This is very interesting research out of UC Irvine. It's a genetic study in a mouse model where the mice develop both DLB and AD pathologies. No chance of my understanding much of this paper but the abstract is quite understandable. As many of you know, DLB commonly co-occurs with Alzheimer's pathology. But, I didn't know that "up to 50% of AD cases exhibit...the aggregation of alpha-synuclein into Lewy bodies." The "most common subtype of AD" is the so-called "Lewy body variant of Alzheimer's."

The abstract also notes: "Importantly, the presence of Lewy body pathology in AD is associated with a more aggressive disease course and accelerated cognitive dysfunction" than in patients with pure AD. And: "Together, our data support the notion that Abeta, tau, and alpha-synuclein interact in vivo to promote the aggregation and accumulation of each other." It had been previously hypothesized that these proteins promote the accumulation of one another because "plaques, tangles, and LBs [Lewy bodies] do not develop in high enough individual frequently to explain their co-occurrence simply by statistical overlap."

One of the authors, Dr. Trojanowski, is one of this country's top neuropathologists. He works at UPenn. Dr. Trojanowski has previously published a paper on these cases of triple protein-opathies, increasingly identified postmortem.

Robin



Journal of Neuroscience. 2010 May 26;30(21):7281-9.

Synergistic Interactions between Abeta, tau, and alpha-synuclein: acceleration of neuropathology and cognitive decline.

Clinton LK, Blurton-Jones M, Myczek K, Trojanowski JQ, LaFerla FM.
Department of Neurobiology and Behavior, University of California, Irvine, Irvine, California.

Abstract
Alzheimer's disease (AD), the most prevalent age-related neurodegenerative disorder, is characterized pathologically by the accumulation of beta-amyloid (Abeta) plaques and tau-laden neurofibrillary tangles.

Interestingly, up to 50% of AD cases exhibit a third prevalent neuropathology: the aggregation of alpha-synuclein into Lewy bodies. Importantly, the presence of Lewy body pathology in AD is associated with a more aggressive disease course and accelerated cognitive dysfunction.

Thus, Abeta, tau, and alpha-synuclein may interact synergistically to promote the accumulation of each other.

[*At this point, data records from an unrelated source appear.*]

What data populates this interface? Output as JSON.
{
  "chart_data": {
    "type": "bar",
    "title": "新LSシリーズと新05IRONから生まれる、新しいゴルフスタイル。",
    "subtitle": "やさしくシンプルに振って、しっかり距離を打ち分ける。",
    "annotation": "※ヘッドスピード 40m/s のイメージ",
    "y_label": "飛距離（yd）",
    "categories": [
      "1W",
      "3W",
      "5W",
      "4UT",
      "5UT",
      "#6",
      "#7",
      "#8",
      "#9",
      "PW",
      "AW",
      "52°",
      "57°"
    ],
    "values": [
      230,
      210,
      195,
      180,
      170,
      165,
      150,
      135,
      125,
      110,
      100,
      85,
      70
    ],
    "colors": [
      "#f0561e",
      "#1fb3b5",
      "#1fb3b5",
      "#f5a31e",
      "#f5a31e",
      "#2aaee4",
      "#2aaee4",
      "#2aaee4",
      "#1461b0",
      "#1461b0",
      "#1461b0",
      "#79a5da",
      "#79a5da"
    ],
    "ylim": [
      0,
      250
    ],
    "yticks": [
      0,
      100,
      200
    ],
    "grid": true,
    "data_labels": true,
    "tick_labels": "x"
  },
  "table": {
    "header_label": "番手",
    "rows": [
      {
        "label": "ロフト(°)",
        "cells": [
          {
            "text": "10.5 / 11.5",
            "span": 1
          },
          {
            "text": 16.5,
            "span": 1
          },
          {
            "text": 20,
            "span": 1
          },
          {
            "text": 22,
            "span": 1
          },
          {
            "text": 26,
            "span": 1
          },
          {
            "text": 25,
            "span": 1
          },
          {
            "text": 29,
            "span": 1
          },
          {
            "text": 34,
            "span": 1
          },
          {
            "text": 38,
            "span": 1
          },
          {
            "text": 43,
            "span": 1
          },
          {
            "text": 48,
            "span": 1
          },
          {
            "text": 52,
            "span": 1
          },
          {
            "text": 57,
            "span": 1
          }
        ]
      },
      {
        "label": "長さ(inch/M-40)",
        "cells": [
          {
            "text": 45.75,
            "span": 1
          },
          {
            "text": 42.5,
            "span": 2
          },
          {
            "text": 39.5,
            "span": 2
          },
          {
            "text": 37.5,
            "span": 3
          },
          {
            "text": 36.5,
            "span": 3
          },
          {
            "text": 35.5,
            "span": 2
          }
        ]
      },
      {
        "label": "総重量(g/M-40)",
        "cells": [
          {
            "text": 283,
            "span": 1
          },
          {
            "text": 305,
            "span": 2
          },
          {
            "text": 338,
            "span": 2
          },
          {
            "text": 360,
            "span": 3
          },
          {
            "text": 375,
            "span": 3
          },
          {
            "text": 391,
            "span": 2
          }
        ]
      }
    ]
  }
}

In this study, we used a genetic approach to generate a model that exhibits the combined pathologies of AD and dementia with Lewy bodies (DLB). To achieve this goal, we introduced a mutant human alpha-synuclein transgene into 3xTg-AD mice. As occurs in human disease, transgenic mice that develop both DLB and AD pathologies (DLB-AD mice) exhibit accelerated cognitive decline associated with a dramatic enhancement of Abeta, tau, and alpha-synuclein pathologies.

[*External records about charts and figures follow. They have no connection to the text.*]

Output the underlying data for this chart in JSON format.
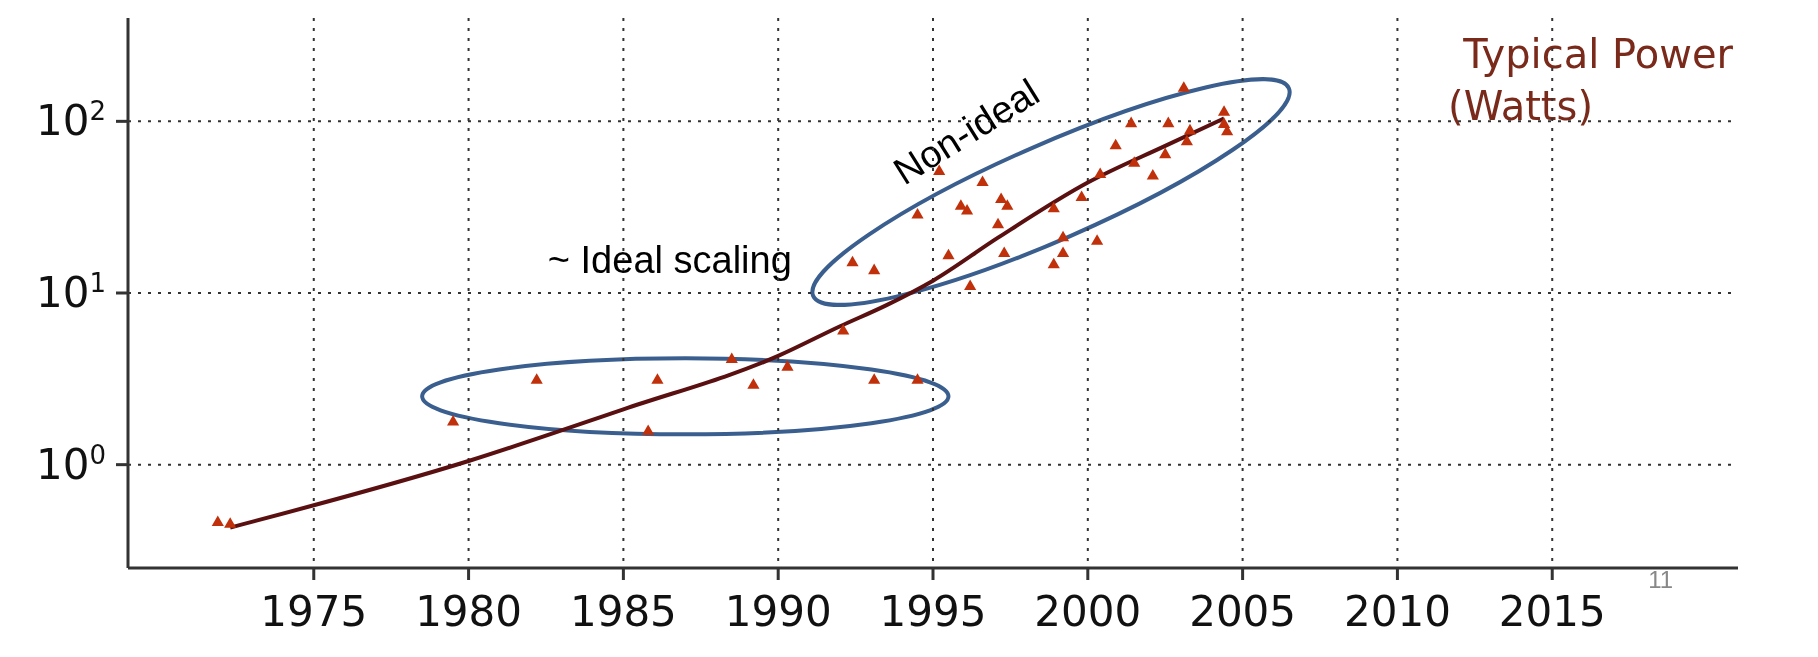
{
  "chart_data": {
    "type": "scatter",
    "ylabel": "Typical Power (Watts)",
    "log": "y",
    "grid": true,
    "marker": "triangle",
    "xlim": [
      1969,
      2021
    ],
    "xticks": [
      1975,
      1980,
      1985,
      1990,
      1995,
      2000,
      2005,
      2010,
      2015
    ],
    "ylim": [
      0.25,
      400
    ],
    "yticks": [
      {
        "value": 1,
        "label": "10$^{0}$"
      },
      {
        "value": 10,
        "label": "10$^{1}$"
      },
      {
        "value": 100,
        "label": "10$^{2}$"
      }
    ],
    "annotations": [
      "~ Ideal scaling",
      "Non-ideal",
      "11"
    ],
    "series": [
      {
        "color": "#c0300a",
        "x": [
          1971.9,
          1972.3,
          1979.5,
          1982.2,
          1985.8,
          1986.1,
          1988.5,
          1989.2,
          1990.3,
          1992.1,
          1992.4,
          1993.1,
          1993.1,
          1994.5,
          1994.5,
          1995.2,
          1995.5,
          1995.9,
          1996.1,
          1996.2,
          1996.6,
          1997.1,
          1997.2,
          1997.4,
          1997.3,
          1998.9,
          1998.9,
          1999.2,
          1999.2,
          1999.8,
          2000.3,
          2000.4,
          2000.9,
          2001.4,
          2001.5,
          2002.1,
          2002.5,
          2002.6,
          2003.1,
          2003.2,
          2003.3,
          2004.4,
          2004.4,
          2004.5
        ],
        "values": [
          0.46,
          0.45,
          1.77,
          3.1,
          1.56,
          3.1,
          4.1,
          2.9,
          3.7,
          6.0,
          15,
          13.5,
          3.1,
          3.1,
          28.5,
          51,
          16.5,
          32,
          30,
          10.9,
          44,
          25,
          35,
          32,
          17,
          31,
          14.6,
          21,
          17,
          36,
          20,
          49,
          72,
          97,
          57,
          48,
          64,
          97,
          156,
          76,
          88,
          113,
          96,
          87
        ]
      },
      {
        "type": "line",
        "color": "#5a1010",
        "marker": "none",
        "x": [
          1972.3,
          1980,
          1985,
          1990,
          1992,
          1993.5,
          1995,
          1997.1,
          2000,
          2002.5,
          2004.4
        ],
        "values": [
          0.43,
          1.05,
          2.1,
          4.3,
          6.4,
          8.5,
          11.8,
          21,
          44,
          72,
          104
        ]
      }
    ]
  }
}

Our findings also provide additional evidence that the accumulation of alpha-synuclein alone can significantly disrupt cognition.

Together, our data support the notion that Abeta, tau, and alpha-synuclein interact in vivo to promote the aggregation and accumulation of each other and accelerate cognitive dysfunction.

PubMed ID#: 20505094 (see pubmed.gov for this abstract)

This commentary from two leading Seattle-based dementia researchers is about the mouse model described back in June (see earlier post). These mice had both DLB and AD pathologies in their brains. This commentary is an explanation of the importance of this particular mouse model. Further, it's an explanation of the links between AD, PD, PDD, and DLB. I found the first few paragraphs understandable along with the last paragraph.

The commentary is currently available for free online at:
http://alzres.com/content/2/5/26
(Save this article now to your hard drive if you want it. I've found that just because things are available for free now doesn't mean they'll be available for free in the future.)

The commentary's citation (PubMed ID#: 20854651) and abstract follow.


Alzheimer's Research & Therapy 2010 Sep 17;2(5):26.

Commentary
From model system to clinical medicine: pathophysiologic links of common proteinopathies.

McMillan PJ, Leverenz JB.
Mental Illness Research Education and Clinical Center, Veterans Administration Puget Sound Health Care System, Seattle, WA.

Recent clinical evidence suggests that Alzheimer disease (AD), Parkinson disease (PD), and dementia with Lewy bodies (DLB), though distinct neurological disorders, have some common pathological features that may have an impact on the clinical characteristics of these diseases. However, the question of whether these disorders have a common pathophysiology remains. Clinton and colleagues recently reported a mouse model that exhibits the combined pathologies of AD, PD, and DLB, a finding that may shed some light on this issue. Using this mouse model, the authors demonstrate that the pathogenic proteins amyloid beta, tau, and alpha-synuclein interact synergistically to enhance the accumulation of one another and accelerate cognitive decline. These data indicate shared pathogenic mechanisms and suggest the possibility that therapeutic interventions successfully targeting one of these pathogenic proteins have implications for a number of related neurodegenerative disorders.